Wide Right! Florida State and Miami. Are they Baaaaaaaack?

Posted: October 6, 2010 by ciottas2cents in BCS, Ciotta, Football, NCAA, Rants

Wide right. Say this to the right person and you will hear stories and celebration until your ears fall off. Say this to the wrong person and you may not hear anything after your ears were knocked off. The Florida St.-Miami rivalry may be the best in-state rivalry of the last 30 years. The young kids may not understand but the old guys like my good friend Pat know what it’s like to immerse yourself into a rivalry of epic proportions. Lately, this rivalry has resembled more of a pillow fight than the traditional Convicts vs. Criminoles of years past.

Florida State was a nationally irrelevant program until the mid 1970’s when Bobby Bowden was hired from West Virginia. Bowden had reached mild success with the Mountaineers winning the Peach Bowl in 1975 while compiling a record of 42-26. In his first 5 seasons at FSU, Bowden won 10 games or more 3 times while leading the Seminoles to 3 bowl games including 2 Orange Bowl appearances. The Seminoles were 4-29 the 3 years  previous to Bowden’s hiring.

Overall the ‘Noles became a program to reckon with and their “play anyone, anywhere, anytime” mentality swept the nation. Under Bowden, FSU won 2 national titles and hold a record with 14 consecutive Top 5 finishes in the AP poll. Bobby Bowden retired after the 2009 season with a career record of 377-129-4 finishing his career second all-time in wins to Joe Paterno, who still coaches at Penn State.
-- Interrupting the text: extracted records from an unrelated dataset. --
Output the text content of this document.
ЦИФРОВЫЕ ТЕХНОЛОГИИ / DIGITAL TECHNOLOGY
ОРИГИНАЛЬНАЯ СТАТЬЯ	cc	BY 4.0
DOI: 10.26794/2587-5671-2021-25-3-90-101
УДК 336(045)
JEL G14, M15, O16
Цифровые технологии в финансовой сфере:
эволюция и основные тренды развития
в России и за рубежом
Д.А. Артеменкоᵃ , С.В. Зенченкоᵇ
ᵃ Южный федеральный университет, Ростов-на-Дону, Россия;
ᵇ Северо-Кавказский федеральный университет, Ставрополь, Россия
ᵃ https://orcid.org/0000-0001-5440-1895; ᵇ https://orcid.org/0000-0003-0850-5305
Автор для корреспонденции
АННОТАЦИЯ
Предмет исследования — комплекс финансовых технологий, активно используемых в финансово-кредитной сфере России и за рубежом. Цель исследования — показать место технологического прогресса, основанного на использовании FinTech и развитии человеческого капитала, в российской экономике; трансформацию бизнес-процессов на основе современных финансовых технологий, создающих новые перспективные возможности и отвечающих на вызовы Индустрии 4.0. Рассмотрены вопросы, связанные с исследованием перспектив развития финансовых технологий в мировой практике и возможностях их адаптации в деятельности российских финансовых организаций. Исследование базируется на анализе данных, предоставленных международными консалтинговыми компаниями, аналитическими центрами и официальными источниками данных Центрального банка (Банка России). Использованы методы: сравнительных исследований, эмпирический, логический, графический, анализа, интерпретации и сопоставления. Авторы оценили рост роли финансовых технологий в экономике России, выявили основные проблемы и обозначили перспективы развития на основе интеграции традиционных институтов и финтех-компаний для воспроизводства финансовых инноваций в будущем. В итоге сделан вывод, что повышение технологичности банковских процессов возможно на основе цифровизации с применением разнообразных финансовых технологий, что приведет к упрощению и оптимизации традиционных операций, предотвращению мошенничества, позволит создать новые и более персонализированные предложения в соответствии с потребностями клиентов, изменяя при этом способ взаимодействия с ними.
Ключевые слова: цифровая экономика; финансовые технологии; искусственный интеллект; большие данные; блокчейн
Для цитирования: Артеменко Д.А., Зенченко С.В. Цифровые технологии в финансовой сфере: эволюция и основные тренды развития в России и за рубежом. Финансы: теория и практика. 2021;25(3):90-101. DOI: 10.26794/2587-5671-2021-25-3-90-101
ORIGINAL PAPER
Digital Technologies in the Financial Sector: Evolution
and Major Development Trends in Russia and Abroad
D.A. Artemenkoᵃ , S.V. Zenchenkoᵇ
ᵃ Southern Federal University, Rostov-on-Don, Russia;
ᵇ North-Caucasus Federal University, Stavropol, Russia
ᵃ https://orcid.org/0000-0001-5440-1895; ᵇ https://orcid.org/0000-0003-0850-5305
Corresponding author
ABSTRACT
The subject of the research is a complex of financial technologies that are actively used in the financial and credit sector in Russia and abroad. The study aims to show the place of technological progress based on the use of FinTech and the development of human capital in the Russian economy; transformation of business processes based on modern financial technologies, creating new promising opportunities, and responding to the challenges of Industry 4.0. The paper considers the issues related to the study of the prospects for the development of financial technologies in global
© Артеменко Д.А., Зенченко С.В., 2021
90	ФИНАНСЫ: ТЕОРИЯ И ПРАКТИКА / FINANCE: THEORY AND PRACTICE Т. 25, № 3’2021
The Miami Hurricanes were the “bad boys” of college football in the 1980’s. Like Florida State, the ‘Canes were an afterthought in the mid-70’s with a record of 36-60 over a 9 year span under 5 coaches before Miami hired Howard Schnellenberger. After debuting at 5-6, under coach Howard the ‘Canes went 36-10 the next 4 years including 2 Bowl wins and the 1983 National Championship.

Schnellenberger left after 1983 and was replaced by Jimmy Johnson. Under Johnson, Miami continued to roll with another National Championship and a 52-9 record. Things were good in Miami although they still had a hard time selling out games. Johnson later went on to win 2 Super Bowls with the Dallas Cowboys.

Following Johnson were Dennis Erickson, Butch Davis, and Larry Coker. Miami won 3 more National titles and put more high round draft picks into the NFL from 1980 until the present than any other team.

Today, the ‘Canes and ‘Noles do not resemble the teams from the glory years. For me, thoughts of these teams evoke memories of Ray Lewis, Deion Sanders, Warrick Dunn, Vinny Testaverde, Derrick Brooks, Warren Sapp and Chris Weinke. There were ridiculously fast and elusive offensive playmakers and speedy, bone-crushing defenses. You were afraid of these teams. Convicts and Criminoles were funny names but you actually took it seriously. Wide right, missed field goals by FSU kickers, became stuff of legend.

So what happened? From my perspective, things began to change when Miami lost to Ohio State in the 2002 Fiesta Bowl game after an overtime phantom pass-interference call. When FSU lost a road game at Louisville in 2002, the ‘Noles seemed to lose their invincibility. It’s amazing how one game can change a program and push it into a different direction. That is what makes this sport so incredible. The minds of men age 18-24 is fragile and can be affected emotionally in so many ways. Programs are built and destroyed in the matter of weeks.

Today, both Miami and FSU appear on the cusp of greatness. Elite players appear on both sides of the ball. Years of training and hard work are beginning to pay off and both teams feel they are ready to take the next step. Coached by Randy Shannon and Jimbo Fisher, the ‘Canes and ‘Noles are set to square off this Saturday. The winner could propel themselves into the National Title discussion for the next 10 years. The loser will have to answer questions that will linger over a lifetime. With recent powerhouse Florida rebuilding, the state of Florida is ripe for the taking. “The speed state” can make or break a program and on Saturday, someone may take hold of it and run away. Or maybe not. Will we see another edition of wide right?